The IoT is a broad term that encompasses connected homes, smart automobiles, wearables, smart cities and industrial automation. IoT represents the third evolution of the Internet. The first came in the 1990s when there were about 1 billion people communicating through PCs and desktop computers. In the early 2000s, about 2 billion were connecting using mobile devices such as tablets and smart phones. Projecting progress of the Internet of Things, there may be between 50 and 200 billion IP-connected devices by 2025. Sensors will send data via the Internet with no human intervention. “There will be an exponential leap in the amount of data being thrown to the Internet,” says Martens.

Allegion’s Robert C. Martens sees a tremendous amount of “disruptive innovation” in the market, specifically in the residential market where the Internet of Things (IoT) will be a huge force, led by “mega-tech” companies such as Apple, Google and Samsung

Mega-tech companies will drive IoT

The interest of mega-tech companies in the Internet of Things will drive how technology is implemented. For example, Apple’s HomeKit is a built-in iOS 8 feature that allows iPhone and iPad users to communicate with and control products in a connected home ecosystem. It promises a more integrated, holistic experience for home automation. A homeowner can tell Siri to unlock a door.

Martens expects more dominance of networking standards such as Bluetooth Low Energy (LE), low-power WiFi taking the place of radio communication standards such as Zwave and Zigbee. Rather than communicating with each other, devices will be communicating via the cloud using application protocol interfaces (APIs).

Power and connectivity still a challenge?

Power consumption is always a concern for IoT devices, especially locks. Allegion has a HomeKit-enabled lock called the Schlage Sense that uses Bluetooth LE to enable batteries to last more than a year.

Martens also points out that connectivity won’t be the deciding factor for homeowners’ lock purchases anytime soon. Rather, people will still shop for individual locks and other devices, and connectivity will be flexible. For its part, Allegion is looking to make its locks as flexible as possible – able to use various platforms. Homeowners can operate the devices alone, or put them together will compatible platforms. “Our goal is to load the lock with as many options as possible, so however you want to access that door, you can do it,” says Martens. 
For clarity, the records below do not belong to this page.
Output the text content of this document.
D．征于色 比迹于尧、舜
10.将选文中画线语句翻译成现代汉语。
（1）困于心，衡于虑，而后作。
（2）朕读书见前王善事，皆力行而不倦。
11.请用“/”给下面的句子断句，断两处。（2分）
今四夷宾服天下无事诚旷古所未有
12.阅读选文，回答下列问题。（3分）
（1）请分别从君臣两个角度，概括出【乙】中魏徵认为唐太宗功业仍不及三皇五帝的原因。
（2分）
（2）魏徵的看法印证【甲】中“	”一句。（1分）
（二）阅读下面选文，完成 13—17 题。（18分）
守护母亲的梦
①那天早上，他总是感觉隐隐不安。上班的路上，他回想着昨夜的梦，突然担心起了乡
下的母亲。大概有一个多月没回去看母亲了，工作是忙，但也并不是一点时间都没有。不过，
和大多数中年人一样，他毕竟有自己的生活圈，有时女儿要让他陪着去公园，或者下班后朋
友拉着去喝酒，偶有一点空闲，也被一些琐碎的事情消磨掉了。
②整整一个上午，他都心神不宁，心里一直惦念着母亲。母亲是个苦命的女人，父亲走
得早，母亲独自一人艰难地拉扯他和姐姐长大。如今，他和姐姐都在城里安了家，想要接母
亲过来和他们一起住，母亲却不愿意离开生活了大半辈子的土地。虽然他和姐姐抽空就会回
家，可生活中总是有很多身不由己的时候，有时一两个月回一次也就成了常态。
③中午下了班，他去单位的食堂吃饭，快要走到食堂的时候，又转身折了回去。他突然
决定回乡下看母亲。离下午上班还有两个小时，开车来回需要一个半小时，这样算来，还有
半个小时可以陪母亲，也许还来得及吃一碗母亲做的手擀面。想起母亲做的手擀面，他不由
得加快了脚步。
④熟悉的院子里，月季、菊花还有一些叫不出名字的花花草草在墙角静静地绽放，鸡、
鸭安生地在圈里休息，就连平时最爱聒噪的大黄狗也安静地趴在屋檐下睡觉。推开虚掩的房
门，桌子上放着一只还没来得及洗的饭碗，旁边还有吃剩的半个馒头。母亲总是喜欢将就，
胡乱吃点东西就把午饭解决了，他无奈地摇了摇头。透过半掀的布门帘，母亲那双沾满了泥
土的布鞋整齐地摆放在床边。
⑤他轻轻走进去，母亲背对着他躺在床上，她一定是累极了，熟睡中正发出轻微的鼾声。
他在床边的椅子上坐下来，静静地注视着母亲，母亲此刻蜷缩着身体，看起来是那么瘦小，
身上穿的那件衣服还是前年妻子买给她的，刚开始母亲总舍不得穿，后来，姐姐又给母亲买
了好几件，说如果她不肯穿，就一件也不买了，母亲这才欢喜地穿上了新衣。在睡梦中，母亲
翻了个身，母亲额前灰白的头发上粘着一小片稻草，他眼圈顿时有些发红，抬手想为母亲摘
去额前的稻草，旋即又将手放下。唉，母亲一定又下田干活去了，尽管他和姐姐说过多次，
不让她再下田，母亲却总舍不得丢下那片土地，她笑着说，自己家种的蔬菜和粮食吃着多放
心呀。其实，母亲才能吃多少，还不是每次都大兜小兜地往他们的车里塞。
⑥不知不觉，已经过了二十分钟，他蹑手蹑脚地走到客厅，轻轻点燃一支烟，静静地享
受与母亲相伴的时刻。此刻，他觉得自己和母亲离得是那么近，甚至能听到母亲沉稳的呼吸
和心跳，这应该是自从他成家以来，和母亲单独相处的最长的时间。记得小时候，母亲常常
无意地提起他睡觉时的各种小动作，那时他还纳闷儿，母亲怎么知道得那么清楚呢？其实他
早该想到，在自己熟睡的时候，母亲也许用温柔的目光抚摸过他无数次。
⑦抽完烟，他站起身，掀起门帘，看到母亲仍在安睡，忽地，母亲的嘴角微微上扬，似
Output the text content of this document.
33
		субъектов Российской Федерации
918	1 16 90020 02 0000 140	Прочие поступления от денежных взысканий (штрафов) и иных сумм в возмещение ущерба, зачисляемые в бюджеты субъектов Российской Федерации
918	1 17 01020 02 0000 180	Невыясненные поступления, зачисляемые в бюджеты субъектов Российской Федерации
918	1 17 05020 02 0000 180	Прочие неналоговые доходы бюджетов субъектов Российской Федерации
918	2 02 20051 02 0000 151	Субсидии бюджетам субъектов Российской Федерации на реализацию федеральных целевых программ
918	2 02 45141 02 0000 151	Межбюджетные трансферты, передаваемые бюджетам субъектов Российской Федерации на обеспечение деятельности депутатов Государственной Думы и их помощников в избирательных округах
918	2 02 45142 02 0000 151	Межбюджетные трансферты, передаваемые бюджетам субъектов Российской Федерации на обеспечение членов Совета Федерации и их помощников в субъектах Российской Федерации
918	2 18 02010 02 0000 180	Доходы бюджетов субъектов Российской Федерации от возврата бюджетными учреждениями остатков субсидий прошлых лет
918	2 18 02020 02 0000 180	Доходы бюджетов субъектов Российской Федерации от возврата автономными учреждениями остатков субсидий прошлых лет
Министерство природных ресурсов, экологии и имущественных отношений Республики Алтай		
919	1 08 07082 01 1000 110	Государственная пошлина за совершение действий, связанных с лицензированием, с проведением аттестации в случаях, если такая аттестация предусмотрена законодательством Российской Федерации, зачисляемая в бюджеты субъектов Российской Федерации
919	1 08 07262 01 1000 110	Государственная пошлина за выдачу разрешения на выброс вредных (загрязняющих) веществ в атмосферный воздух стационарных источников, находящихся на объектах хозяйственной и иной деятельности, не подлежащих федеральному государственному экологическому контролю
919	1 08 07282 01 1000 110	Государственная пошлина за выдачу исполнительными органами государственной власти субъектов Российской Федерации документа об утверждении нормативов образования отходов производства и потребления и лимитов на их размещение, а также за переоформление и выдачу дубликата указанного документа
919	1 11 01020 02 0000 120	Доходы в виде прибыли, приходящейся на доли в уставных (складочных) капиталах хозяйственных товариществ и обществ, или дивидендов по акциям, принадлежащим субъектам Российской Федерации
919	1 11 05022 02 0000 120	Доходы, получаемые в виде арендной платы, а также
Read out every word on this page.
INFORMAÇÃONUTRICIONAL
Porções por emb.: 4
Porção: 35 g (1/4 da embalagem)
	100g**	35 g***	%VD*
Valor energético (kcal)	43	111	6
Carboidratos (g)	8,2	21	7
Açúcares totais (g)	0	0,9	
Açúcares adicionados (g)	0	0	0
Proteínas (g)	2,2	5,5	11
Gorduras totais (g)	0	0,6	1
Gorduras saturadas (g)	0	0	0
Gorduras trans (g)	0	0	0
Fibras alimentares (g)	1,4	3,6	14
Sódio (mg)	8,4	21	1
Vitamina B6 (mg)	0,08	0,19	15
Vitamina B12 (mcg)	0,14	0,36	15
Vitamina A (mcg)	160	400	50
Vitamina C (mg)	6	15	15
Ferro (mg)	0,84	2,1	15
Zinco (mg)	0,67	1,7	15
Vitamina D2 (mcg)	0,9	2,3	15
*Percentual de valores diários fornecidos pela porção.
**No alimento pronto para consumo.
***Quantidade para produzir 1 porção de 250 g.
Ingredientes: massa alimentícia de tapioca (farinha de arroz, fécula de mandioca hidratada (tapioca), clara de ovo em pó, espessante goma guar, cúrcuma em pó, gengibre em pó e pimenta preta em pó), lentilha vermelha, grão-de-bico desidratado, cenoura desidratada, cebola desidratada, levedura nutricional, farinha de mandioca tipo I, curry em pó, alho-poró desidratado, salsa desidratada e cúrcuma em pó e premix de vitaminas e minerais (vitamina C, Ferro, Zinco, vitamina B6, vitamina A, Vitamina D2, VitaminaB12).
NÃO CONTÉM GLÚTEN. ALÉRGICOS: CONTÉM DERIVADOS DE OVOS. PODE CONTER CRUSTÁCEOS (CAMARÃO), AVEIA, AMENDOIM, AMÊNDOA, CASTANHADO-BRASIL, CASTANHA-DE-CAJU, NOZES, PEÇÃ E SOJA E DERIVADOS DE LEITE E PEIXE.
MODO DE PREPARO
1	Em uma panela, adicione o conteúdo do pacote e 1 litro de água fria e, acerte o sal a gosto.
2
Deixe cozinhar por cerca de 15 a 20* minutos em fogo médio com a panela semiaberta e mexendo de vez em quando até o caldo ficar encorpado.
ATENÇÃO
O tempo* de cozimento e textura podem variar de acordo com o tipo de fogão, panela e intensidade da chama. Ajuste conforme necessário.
An example of new lock functionality is the use of accelerometers in locks that can sense the difference between a door that is slammed or kicked in (which could be tied into an alarm). An autolock feature allows a door to lock automatically after 15 seconds or 2 minutes (selectable), thus increasing security if a homeowner forgets to lock the door.

IoT crossover from residential to commercial

More and more people are walking through the door wanting to use their phone. We are seeing significant amounts of automation moving into the commercial space. IoT is only going to move as fast and be as successful as integrators allow it to be”, predicts Martens

As home automation catches on, it’s just a matter of time before end users begin expecting the same automation experience in the commercial setting. “It’s happening. The real question is how long before people say, I have this at home, I need it at work,” Martens says. You can already see the early signs with a shift toward the idea of using a smart phone in lieu of a card-based credential to open a door.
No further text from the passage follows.